Microsoft offers free security feature after alleged China cyber hack

Under pressure from U.S. cybersecurity officials, Microsoft on Wednesday said it would provide free cloud security logs for all customers in the next few months.

Security logs are critical for detecting and preventing cybersecurity threats, in addition to allowing hacking victims to quickly take action following a breach, according to U.S. officials. Microsoft currently charges for some forms of logging as a premium feature.

Microsoft said its decision was “in response to increasing frequency and evolution of nation-state cyberthreats.” Customers will receive detailed logs of email access and more than 30 other types of log data previously only available to customers paying for a premium service, the company said.

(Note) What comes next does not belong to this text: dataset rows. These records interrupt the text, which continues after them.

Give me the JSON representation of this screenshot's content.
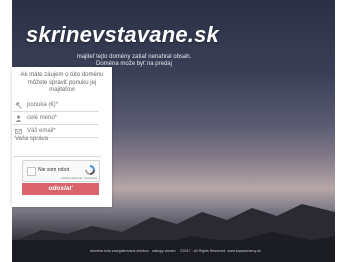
{
  "site": {
    "title": "skrinevstavane.sk",
    "subtitle_line1": "majiteľ tejto domény zatiaľ nenahral obsah.",
    "subtitle_line2": "Doména može byť na predaj"
  },
  "form": {
    "intro": "Ak máte záujem o túto doménu môžete spraviť ponuku jej majiteľovi",
    "fields": [
      {
        "label": "ponuka (€)*",
        "icon": "gavel-icon"
      },
      {
        "label": "celé meno*",
        "icon": "user-icon"
      },
      {
        "label": "Váš email*",
        "icon": "envelope-icon"
      }
    ],
    "message_placeholder": "Vaša správa",
    "captcha_label": "Nie som robot",
    "captcha_legal": "Ochrana súkromia · Podmienky",
    "submit_label": "odoslať"
  },
  "footer": {
    "link1": "doména bola zaregistrovaná službou",
    "link2": "nákupy domén",
    "copyright": "©2017 · All Rights Reserved. www.kupadomeny.sk"
  },
  "colors": {
    "submit_bg": "#d9626b",
    "footer_bg": "#1b1b22"
  }
}
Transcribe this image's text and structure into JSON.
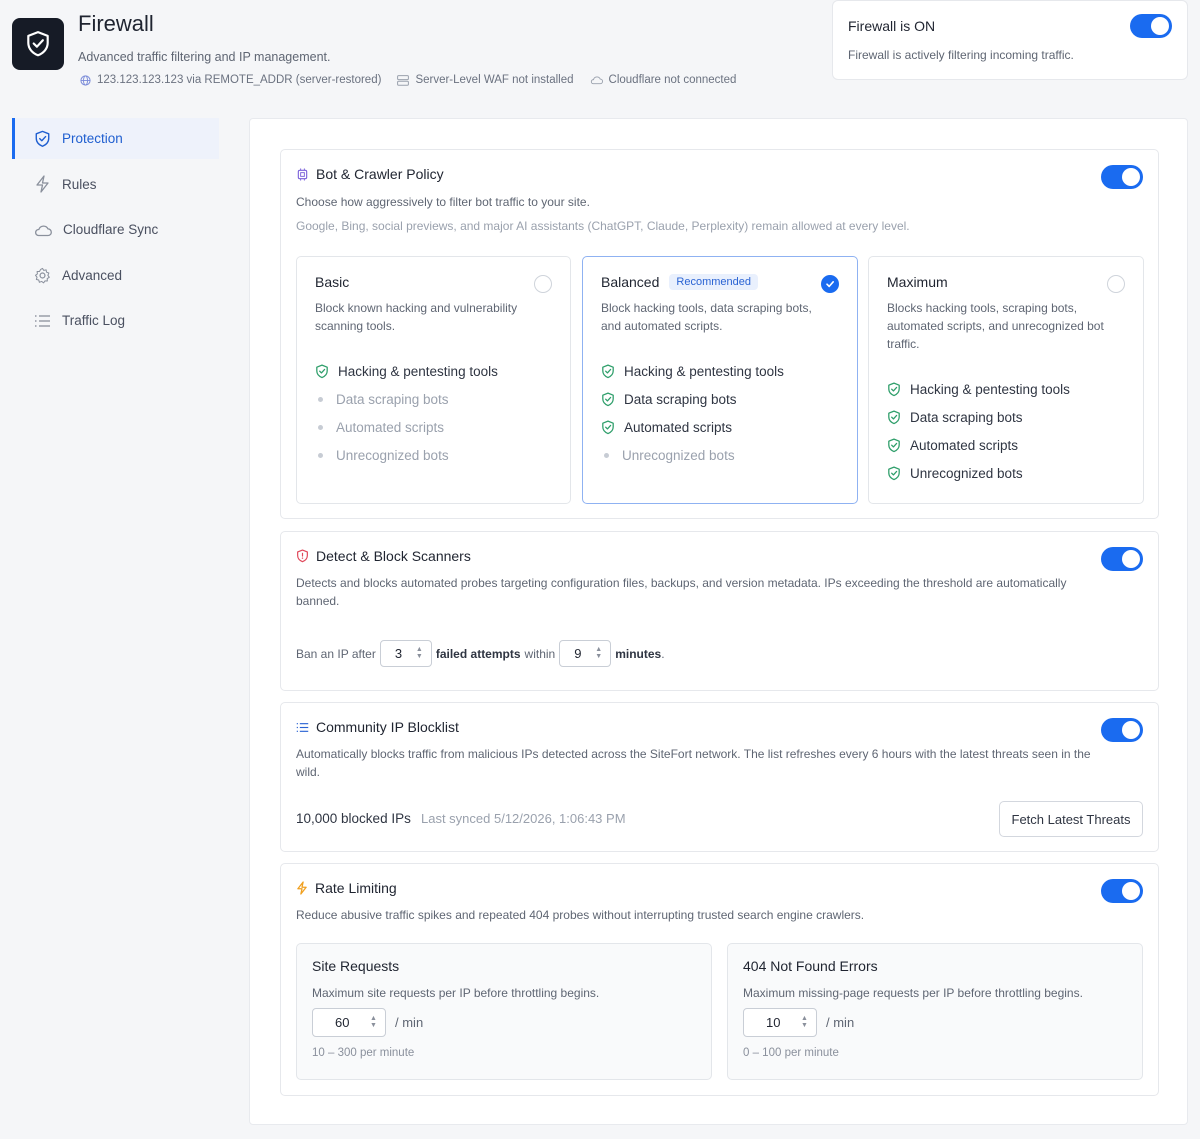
{
  "header": {
    "title": "Firewall",
    "subtitle": "Advanced traffic filtering and IP management.",
    "status": {
      "ip": "123.123.123.123 via REMOTE_ADDR (server-restored)",
      "waf": "Server-Level WAF not installed",
      "cloudflare": "Cloudflare not connected"
    }
  },
  "firewall_status": {
    "title": "Firewall is ON",
    "description": "Firewall is actively filtering incoming traffic.",
    "enabled": true
  },
  "sidebar": {
    "items": [
      {
        "label": "Protection",
        "icon": "shield-check-icon",
        "active": true
      },
      {
        "label": "Rules",
        "icon": "lightning-icon",
        "active": false
      },
      {
        "label": "Cloudflare Sync",
        "icon": "cloud-icon",
        "active": false
      },
      {
        "label": "Advanced",
        "icon": "gear-icon",
        "active": false
      },
      {
        "label": "Traffic Log",
        "icon": "list-icon",
        "active": false
      }
    ]
  },
  "bot_policy": {
    "title": "Bot & Crawler Policy",
    "description": "Choose how aggressively to filter bot traffic to your site.",
    "note": "Google, Bing, social previews, and major AI assistants (ChatGPT, Claude, Perplexity) remain allowed at every level.",
    "enabled": true,
    "levels": [
      {
        "name": "Basic",
        "badge": "",
        "description": "Block known hacking and vulnerability scanning tools.",
        "selected": false,
        "features": [
          {
            "label": "Hacking & pentesting tools",
            "on": true
          },
          {
            "label": "Data scraping bots",
            "on": false
          },
          {
            "label": "Automated scripts",
            "on": false
          },
          {
            "label": "Unrecognized bots",
            "on": false
          }
        ]
      },
      {
        "name": "Balanced",
        "badge": "Recommended",
        "description": "Block hacking tools, data scraping bots, and automated scripts.",
        "selected": true,
        "features": [
          {
            "label": "Hacking & pentesting tools",
            "on": true
          },
          {
            "label": "Data scraping bots",
            "on": true
          },
          {
            "label": "Automated scripts",
            "on": true
          },
          {
            "label": "Unrecognized bots",
            "on": false
          }
        ]
      },
      {
        "name": "Maximum",
        "badge": "",
        "description": "Blocks hacking tools, scraping bots, automated scripts, and unrecognized bot traffic.",
        "selected": false,
        "features": [
          {
            "label": "Hacking & pentesting tools",
            "on": true
          },
          {
            "label": "Data scraping bots",
            "on": true
          },
          {
            "label": "Automated scripts",
            "on": true
          },
          {
            "label": "Unrecognized bots",
            "on": true
          }
        ]
      }
    ]
  },
  "scanners": {
    "title": "Detect & Block Scanners",
    "description": "Detects and blocks automated probes targeting configuration files, backups, and version metadata. IPs exceeding the threshold are automatically banned.",
    "enabled": true,
    "ban_prefix": "Ban an IP after",
    "attempts": "3",
    "attempts_label": "failed attempts",
    "within_label": "within",
    "minutes": "9",
    "minutes_label": "minutes",
    "period": "."
  },
  "blocklist": {
    "title": "Community IP Blocklist",
    "description": "Automatically blocks traffic from malicious IPs detected across the SiteFort network. The list refreshes every 6 hours with the latest threats seen in the wild.",
    "enabled": true,
    "blocked_count": "10,000 blocked IPs",
    "last_synced": "Last synced 5/12/2026, 1:06:43 PM",
    "button_label": "Fetch Latest Threats"
  },
  "rate_limiting": {
    "title": "Rate Limiting",
    "description": "Reduce abusive traffic spikes and repeated 404 probes without interrupting trusted search engine crawlers.",
    "enabled": true,
    "site_requests": {
      "title": "Site Requests",
      "description": "Maximum site requests per IP before throttling begins.",
      "value": "60",
      "unit": "/ min",
      "range": "10 – 300 per minute"
    },
    "not_found": {
      "title": "404 Not Found Errors",
      "description": "Maximum missing-page requests per IP before throttling begins.",
      "value": "10",
      "unit": "/ min",
      "range": "0 – 100 per minute"
    }
  },
  "colors": {
    "accent": "#1a6bf0",
    "success": "#2e9e6a",
    "danger": "#e0475a",
    "warning": "#f0a020",
    "purple": "#7b61d9"
  }
}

“These logs themselves do not prevent attacks, but they can be useful in digital forensics and incident response,” Vasu Jakkal, Microsoft’s corporate vice president for security, compliance, identity and management said, in a blog post.

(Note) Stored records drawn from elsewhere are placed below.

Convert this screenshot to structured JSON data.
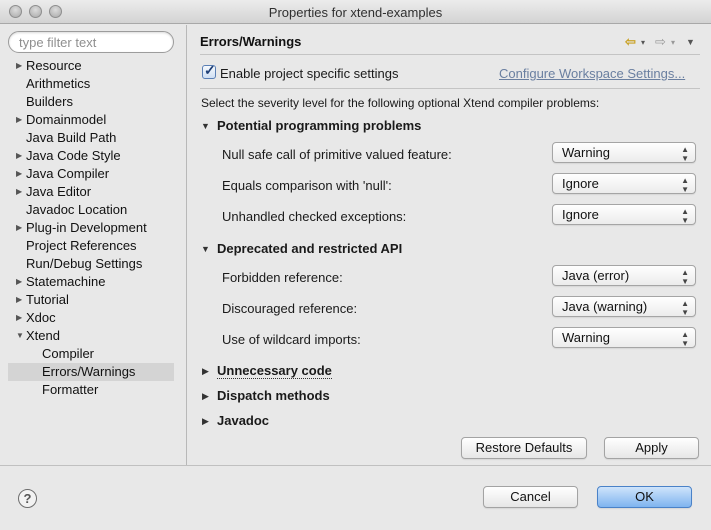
{
  "window": {
    "title": "Properties for xtend-examples"
  },
  "filter": {
    "placeholder": "type filter text",
    "value": ""
  },
  "tree": [
    {
      "label": "Resource",
      "expander": "▶",
      "level": 0
    },
    {
      "label": "Arithmetics",
      "expander": "",
      "level": 0
    },
    {
      "label": "Builders",
      "expander": "",
      "level": 0
    },
    {
      "label": "Domainmodel",
      "expander": "▶",
      "level": 0
    },
    {
      "label": "Java Build Path",
      "expander": "",
      "level": 0
    },
    {
      "label": "Java Code Style",
      "expander": "▶",
      "level": 0
    },
    {
      "label": "Java Compiler",
      "expander": "▶",
      "level": 0
    },
    {
      "label": "Java Editor",
      "expander": "▶",
      "level": 0
    },
    {
      "label": "Javadoc Location",
      "expander": "",
      "level": 0
    },
    {
      "label": "Plug-in Development",
      "expander": "▶",
      "level": 0
    },
    {
      "label": "Project References",
      "expander": "",
      "level": 0
    },
    {
      "label": "Run/Debug Settings",
      "expander": "",
      "level": 0
    },
    {
      "label": "Statemachine",
      "expander": "▶",
      "level": 0
    },
    {
      "label": "Tutorial",
      "expander": "▶",
      "level": 0
    },
    {
      "label": "Xdoc",
      "expander": "▶",
      "level": 0
    },
    {
      "label": "Xtend",
      "expander": "▼",
      "level": 0
    },
    {
      "label": "Compiler",
      "expander": "",
      "level": 1
    },
    {
      "label": "Errors/Warnings",
      "expander": "",
      "level": 1,
      "selected": true
    },
    {
      "label": "Formatter",
      "expander": "",
      "level": 1
    }
  ],
  "page": {
    "title": "Errors/Warnings",
    "enable_specific": {
      "checked": true,
      "label": "Enable project specific settings"
    },
    "configure_link": "Configure Workspace Settings...",
    "description": "Select the severity level for the following optional Xtend compiler problems:",
    "groups": [
      {
        "title": "Potential programming problems",
        "expanded": true,
        "options": [
          {
            "label": "Null safe call of primitive valued feature:",
            "value": "Warning"
          },
          {
            "label": "Equals comparison with 'null':",
            "value": "Ignore"
          },
          {
            "label": "Unhandled checked exceptions:",
            "value": "Ignore"
          }
        ]
      },
      {
        "title": "Deprecated and restricted API",
        "expanded": true,
        "options": [
          {
            "label": "Forbidden reference:",
            "value": "Java (error)"
          },
          {
            "label": "Discouraged reference:",
            "value": "Java (warning)"
          },
          {
            "label": "Use of wildcard imports:",
            "value": "Warning"
          }
        ]
      },
      {
        "title": "Unnecessary code",
        "expanded": false,
        "options": []
      },
      {
        "title": "Dispatch methods",
        "expanded": false,
        "options": []
      },
      {
        "title": "Javadoc",
        "expanded": false,
        "options": []
      }
    ],
    "restore_defaults": "Restore Defaults",
    "apply": "Apply"
  },
  "footer": {
    "help": "?",
    "cancel": "Cancel",
    "ok": "OK"
  },
  "icons": {
    "back": "back-arrow-icon",
    "forward": "forward-arrow-icon",
    "view_menu": "view-menu-icon",
    "help": "help-icon",
    "expand": "triangle-right-icon",
    "collapse": "triangle-down-icon"
  },
  "colors": {
    "ok_button": "#7fb4ef",
    "link": "#6a7fa0",
    "selection": "#d4d4d4"
  }
}
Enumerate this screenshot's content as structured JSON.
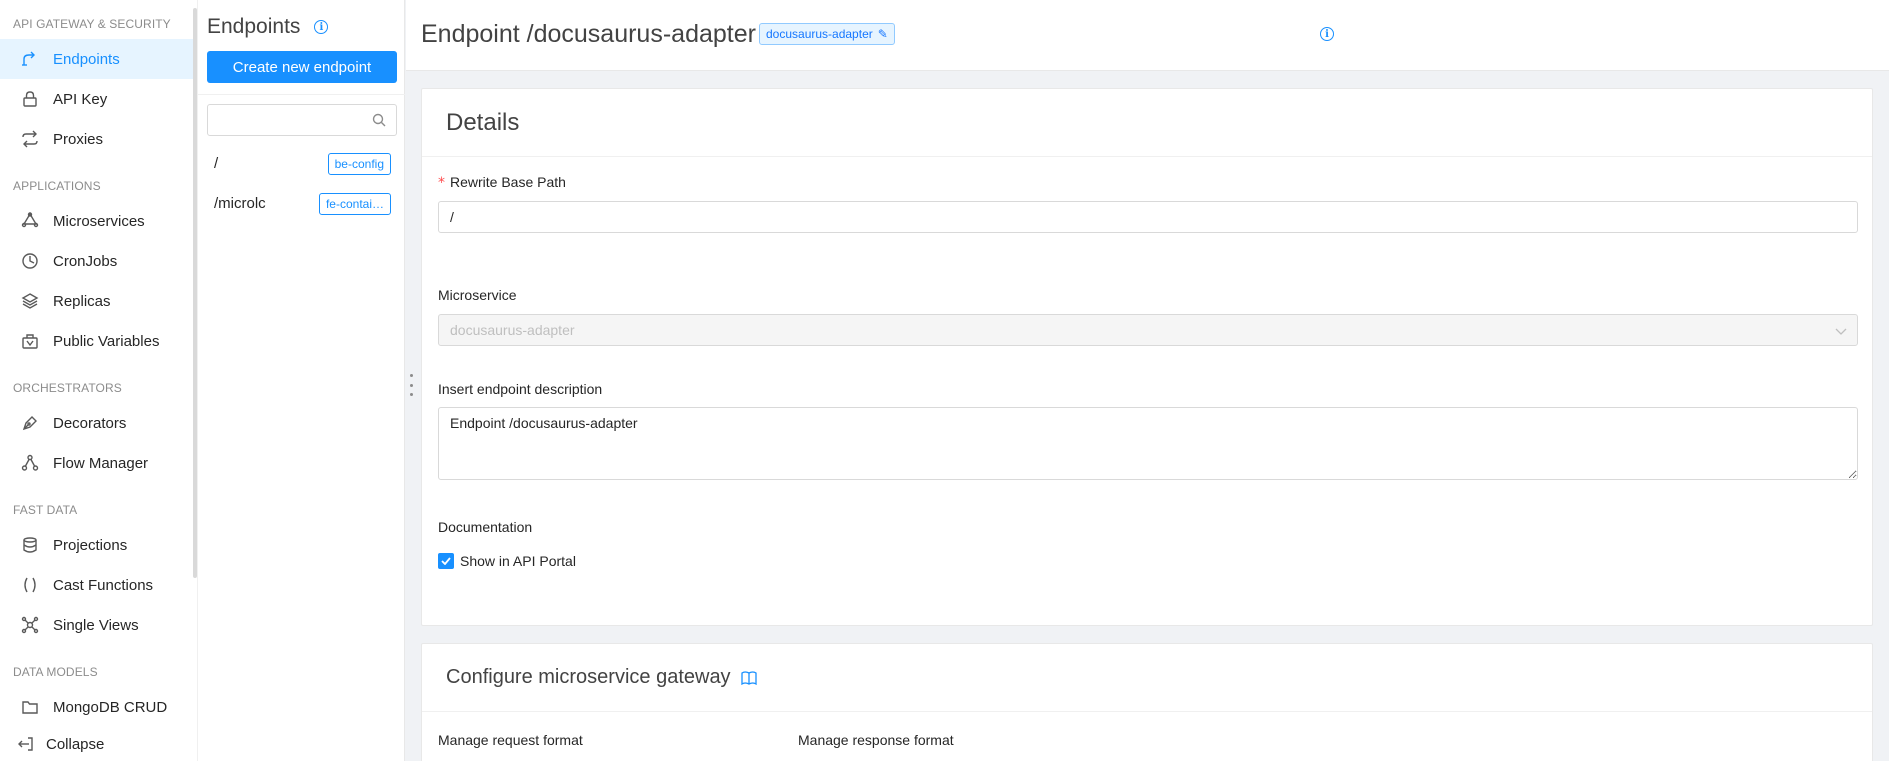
{
  "nav": {
    "sections": {
      "api_gateway": "API GATEWAY & SECURITY",
      "applications": "APPLICATIONS",
      "orchestrators": "ORCHESTRATORS",
      "fast_data": "FAST DATA",
      "data_models": "DATA MODELS"
    },
    "items": {
      "endpoints": "Endpoints",
      "api_key": "API Key",
      "proxies": "Proxies",
      "microservices": "Microservices",
      "cronjobs": "CronJobs",
      "replicas": "Replicas",
      "public_variables": "Public Variables",
      "decorators": "Decorators",
      "flow_manager": "Flow Manager",
      "projections": "Projections",
      "cast_functions": "Cast Functions",
      "single_views": "Single Views",
      "mongodb_crud": "MongoDB CRUD"
    },
    "collapse": "Collapse",
    "active": "endpoints"
  },
  "endpoints_panel": {
    "title": "Endpoints",
    "create_button": "Create new endpoint",
    "search_placeholder": "",
    "list": [
      {
        "path": "/",
        "tag": "be-config"
      },
      {
        "path": "/microlc",
        "tag": "fe-contai…"
      }
    ]
  },
  "header": {
    "title": "Endpoint /docusaurus-adapter",
    "tag": "docusaurus-adapter"
  },
  "details": {
    "title": "Details",
    "rewrite_label": "Rewrite Base Path",
    "rewrite_value": "/",
    "microservice_label": "Microservice",
    "microservice_value": "docusaurus-adapter",
    "description_label": "Insert endpoint description",
    "description_value": "Endpoint /docusaurus-adapter",
    "documentation_label": "Documentation",
    "show_in_portal": "Show in API Portal",
    "show_in_portal_checked": true
  },
  "gateway": {
    "title": "Configure microservice gateway",
    "request_format": "Manage request format",
    "response_format": "Manage response format"
  },
  "colors": {
    "accent": "#1890ff",
    "active_bg": "#e6f4ff",
    "required": "#ff4d4f"
  }
}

The decision comes after suspected Chinese hackers infiltrated cloud-based email systems at about 25 organizations globally, including several U.S. agencies. Commerce Secretary Gina Raimondo was among the U.S. officials whose emails were breached.

A lack of logging complicated the investigation into the so-called SolarWinds attack, which was disclosed in 2020. In that incident, Russia state-sponsored hackers installed malicious code in software update from SolarWinds, among other methods, to infiltrate nine U.S. federal agencies and about 100 companies.